SULPHUR SPRINGS, Texas – John Kinsey, David Hallmark and Bob Casey are partners in a joint business venture to make what might have helped some country singers gain their fame.
Their shop is not very big, and they don’t produce many products, but they are immensely proud of what they do – carry on the legacy of guitar maker Stuart Mossman.
Friends, partners and musicians themselves, the owners of Mossman Guitars turn out from six to eight professional-quality handmade guitars a month, “depending on the weather and how we feel,” Mr. Kinsey said, smiling. They bought the business in 1989 and moved it to a converted dairy barn a year ago. “Actually, it takes about 40 hours of work per guitar before they’re ready,” he said. “We usually work on them in batches of five to seven at a time.”
This, says Mr. Casey, who carves the guitar necks by hand, takes up about 90 to 95 percent of their business.
“We make five basic models,” Mr. Kinsey said. “That takes up most of our time, but sometimes, like now for instance, we’ll get swamped with a bunch of custom orders.” Since most all of their guitars are constructed in basically the same way, Mr. Kinsey said, “custom” usually means fancy.
“People are basically looking for three things in a guitar: They want something that’s aesthetically pleasing, an instrument that sounds good and something that nobody else has. “So a lot of times, that means using alternate, or exotic, woods and fancy inlays,” Mr. Kinsey said. In some of their custom models, they’ve used exotics such as Brazilian rosewood, Honduran mahogany and other woods from Africa and Hawaii.
“People just want theirs to be different, I guess. There’s really only so much variation in building one of these,” he said, holding a custom guitar still in the construction state, “so we’re looking for a marketing edge as well.” Fortunately, by simply keeping the Mossman name, they may have all the edge they need. “Mossman guitars have some serious dyed-in-the-wool fans from back in the old days,” Mr. Kinsey said, referring to the 5,000 or so Mossman guitars made by Mr. Mossman himself up until about 1978.

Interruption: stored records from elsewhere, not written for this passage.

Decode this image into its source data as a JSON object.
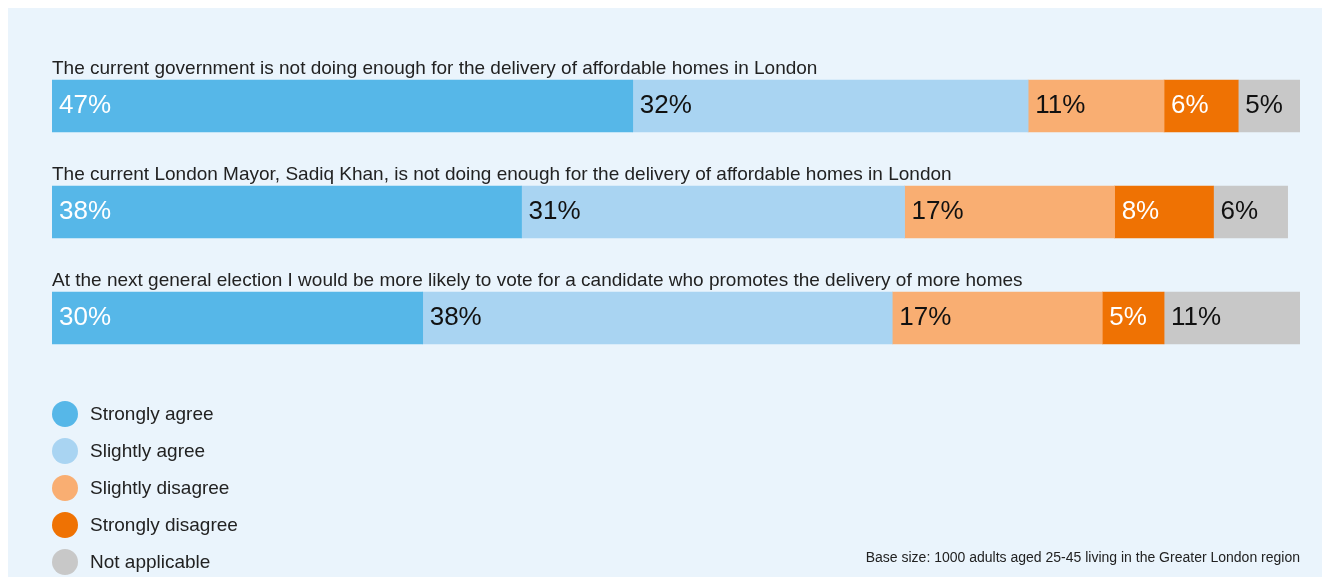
{
  "chart_data": {
    "type": "bar",
    "orientation": "horizontal",
    "stacked": true,
    "legend": "bottom left",
    "tick_labels": false,
    "categories": [
      "The current government is not doing enough for the delivery of affordable homes in London",
      "The current London Mayor, Sadiq Khan, is not doing enough for the delivery of affordable homes in London",
      "At the next general election I would be more likely to vote for a candidate who promotes the delivery of more homes"
    ],
    "series": [
      {
        "name": "Strongly agree",
        "color": "#56b7e8",
        "values": [
          47,
          38,
          30
        ],
        "value_labels": [
          "47%",
          "38%",
          "30%"
        ]
      },
      {
        "name": "Slightly agree",
        "color": "#a9d4f2",
        "values": [
          32,
          31,
          38
        ],
        "value_labels": [
          "32%",
          "31%",
          "38%"
        ]
      },
      {
        "name": "Slightly disagree",
        "color": "#f9ae72",
        "values": [
          11,
          17,
          17
        ],
        "value_labels": [
          "11%",
          "17%",
          "17%"
        ]
      },
      {
        "name": "Strongly disagree",
        "color": "#ef7203",
        "values": [
          6,
          8,
          5
        ],
        "value_labels": [
          "6%",
          "8%",
          "5%"
        ]
      },
      {
        "name": "Not applicable",
        "color": "#c8c8c8",
        "values": [
          5,
          6,
          11
        ],
        "value_labels": [
          "5%",
          "6%",
          "11%"
        ]
      }
    ],
    "annotations": [
      "Base size: 1000 adults aged 25-45 living in the Greater London region"
    ]
  }
}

“They’re real popular with bluegrass and country musicians,” he said. “For example, Emmylou Harris has a few Mossmans, John Denver used some of our custom-made guitars, Ray Wiley Hubbard has a bright red one we made … There are a few others. We really don’t need to advertise, because we sell everything we make.
“In this business, at least in our case, that’s the key,” Mr. Kinsey said. “We don’t want to build more guitars simply because we have the facilities and the capability. We’ll only do it if we can keep the quality. The Mossman name is synonymous with quality. We’re all over 50 or so, so this is what we’re going to do for the rest of our lives. It was really a conscious decision for us. We have the time and the discipline to do it, so we’re going to keep the quality, even if it means less quantity.”
A basic Mossman guitar, or at least the top of the instrument, usually starts life as a spruce tree. The wood is split into the proper thickness and cut into the desired shape. “Then we’ll inlay the design around the middle,’ Mr. Kinsey said. “We’ll decide which design we want, depending on the model we’re making, and put it in first. Then we’ll cut the hole in the middle.
“The making of a guitar takes basically three different processes,” he said, pointing around the tidy shop to the different work areas. “Making the body, carving the neck and making the fret boards.” Around the open work area, there are guitars in all three of these various stages. There are pearl-inlaid fingerboards on one table, guitar backs on another and guitar sides drying on a shelf after being heated and bent. The front room serves as the office and “finishing room,” or the last place the guitars go! before being sent out to dealers and buyers. Here, they receive a final tightening and buffing before they go, and, of course, a good strumming.
“David’s our test pilot before we send ’em off,” Mr. Kinsey said, tuning his own guitar as David strums lightly on a newly finished model. “Bob here is the real picker out of the bunch. Chet Atkins could still probably teach him something but not much.” A few minutes later, after all the tuning and joking is done, the three businessmen, guitar makers and friends do what brought them into this business in the first place. Sitting on stools and benches in a loose circle in an old dairy barn, they play.
As the sun comes up outside the window, and the strains of their music floats across the fields during their impromptu break, one less guitar gets made. There’s no hurry, though. There’s always tomorrow.